Nous avons beaucoup appris pendant ce stage : travailler de longues heures et voir plusieurs clients ; gérer la paperasse et la bureaucratie ; discuter des cas en supervision et en entretien individuel. Surtout, nous avons appris à être thérapeutes, à comprendre ce qui affecte le client, comment l’aider et comment le lui transmettre.
Au fil des mois, nous avons perfectionné nos compétences cliniques. Certes, nous apprenions toujours quelque chose de nouveau, et c’est d’ailleurs toujours le cas, ce qui nous a permis de consacrer plus de temps à la lecture et à la prise de recul.
Un jour, je me suis rendu compte que de nombreux clients qui venaient au Centre avaient des âges finissant par neuf. Nous en avons discuté lors de nos conversations du soir et la plupart des stagiaires partageaient ce même constat.
Trois d’entre nous sont allés voir le directeur du Centre pour lui parler de ce phénomène et lui demander l’autorisation d’examiner les dossiers, sans regarder le nom du client, et de noter l’âge d’admission.
Le directeur a réfléchi et, deux jours plus tard, nous a convoqués. Il a accepté avec plusieurs conditions : la recherche devait avoir lieu un samedi, quand il n’y avait pas de clients au Centre et rester anonyme.
Il y a plusieurs années, les dossiers informatisés n’existaient pas.
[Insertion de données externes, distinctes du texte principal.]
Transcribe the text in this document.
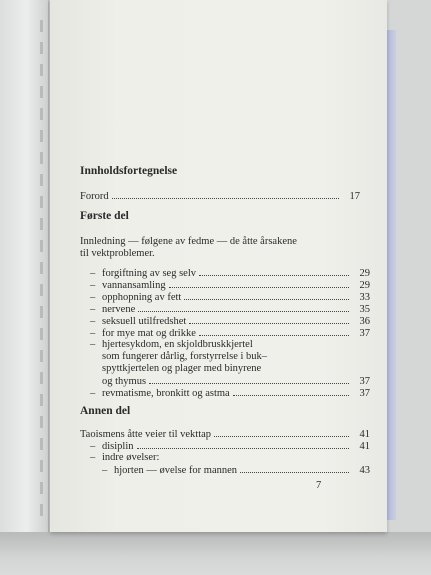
Innholdsfortegnelse
Forord	17
Første del
Innledning — følgene av fedme — de åtte årsakene
til vektproblemer.
– forgiftning av seg selv	29
– vannansamling	29
– opphopning av fett	33
– nervene	35
– seksuell utilfredshet	36
– for mye mat og drikke	37
– hjertesykdom, en skjoldbruskkjertel
som fungerer dårlig, forstyrrelse i buk–
spyttkjertelen og plager med binyrene
og thymus	37
– revmatisme, bronkitt og astma	37
Annen del
Taoismens åtte veier til vekttap	41
– disiplin	41
– indre øvelser:
– hjorten — øvelse for mannen	43
7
Le papier était roi et les dossiers ressemblaient à tous les classements typiques des bureaux de l’époque.
Nous nous y sommes rendus tous les trois un samedi et avons passé plusieurs heures à récupérer les dossiers un par un et à enregistrer l’âge du client lors de son premier entretien. Les résultats étaient clairs. De loin, le chiffre qui apparaissait le plus souvent était bien le neuf. Le deuxième, par ordre de fréquence, était zéro. Les autres chiffres étaient classés de manière apparemment aléatoire.
Bien que nous nous attendions à ce que le chiffre neuf soit le plus fréquent, nous avons été surpris par l’ampleur de la différence avec les autres chiffres. Nous avons également été surpris par l’apparition du chiffre zéro en deuxième position. Une situation logique rétrospectivement, mais nous avons admis ne pas y avoir réfléchi.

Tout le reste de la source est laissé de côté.